1200km east of Port Hedland, 850km west of Alice Springs. Here lies Kiwirrkurra, the most remote community in Australia, and perhaps the world.
Set upon a small clay pan in the heart of the Gibson Desert, Kiwirrkurra is the home of 200-odd locals who tend to keep things quiet. But that didn’t stop them from pumping the music and setting the stage for the community’s first ever fashion parade last week.
With the whole town in attendance, 30 locals aged 10 – 25 dressed in clothes donated from across Australia, and took to a catwalk made of old solar panels in an old tin shed that had once served as the community store.
The event was developed by Thomas Worrigal, a youth development officer who works in the region.
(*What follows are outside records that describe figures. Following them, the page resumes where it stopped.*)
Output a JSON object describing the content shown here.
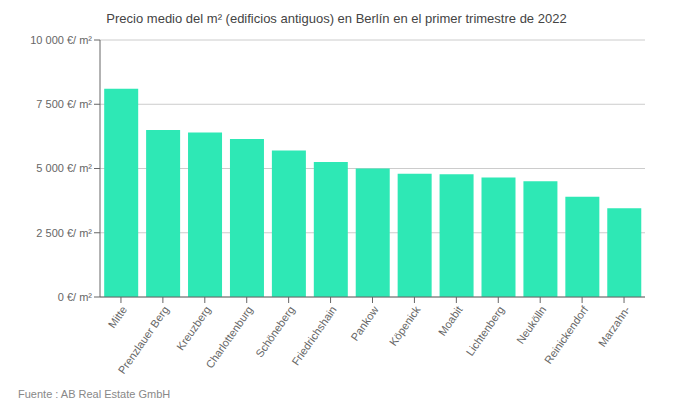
{
  "chart_data": {
    "type": "bar",
    "title": "Precio medio del m² (edificios antiguos) en Berlín en el primer trimestre de 2022",
    "categories": [
      "Mitte",
      "Prenzlauer Berg",
      "Kreuzberg",
      "Charlottenburg",
      "Schöneberg",
      "Friedrichshain",
      "Pankow",
      "Köpenick",
      "Moabit",
      "Lichtenberg",
      "Neukölln",
      "Reinickendorf",
      "Marzahn-"
    ],
    "values": [
      8100,
      6500,
      6400,
      6150,
      5700,
      5250,
      5000,
      4800,
      4780,
      4650,
      4500,
      3900,
      3450
    ],
    "color": "#2EE8B5",
    "ylim": [
      0,
      10000
    ],
    "yticks": [
      {
        "value": 0,
        "label": "0 €/ m²"
      },
      {
        "value": 2500,
        "label": "2 500 €/ m²"
      },
      {
        "value": 5000,
        "label": "5 000 €/ m²"
      },
      {
        "value": 7500,
        "label": "7 500 €/ m²"
      },
      {
        "value": 10000,
        "label": "10 000 €/ m²"
      }
    ],
    "grid": true,
    "annotations": [
      "Fuente : AB Real Estate GmbH"
    ]
  }
}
He hopes such shows will help instil a sense of pride into the young people of Kiwikurra, who rarely have the chance to interact with people outside of the community. “Coming from a small remote community myself, you grow up with a lack of self confidence in life, and we turned it around and made it fun and educational,” he told the ABC.
Outreach, and a sense of worth are critical for remote communities, particularly indigenous ones. Indigenous people between 15-24 are more than five times as likely to commit suicide than their non-Indigenous counterparts, due to a mental and cultural dislocation, as well as changes to their physical environment due to climate change and land clearing.
Kiwikurra’s isolation has provided the community with a fascinating history. The Pintupi people who inhabit the region were the last to make contact with European society, nearly 200 years after Australia was claimed as British territory. It wasn’t until 1984 that most encountered the modern world, however. That same year, they opened their home to the last of the desert wanders, the Pintupi Nine, fearing what would happen to them if they came into contact with white communities.
Mr Worrigal hopes that the fashion show will become an annual fixture on the Kiwikurra calendar.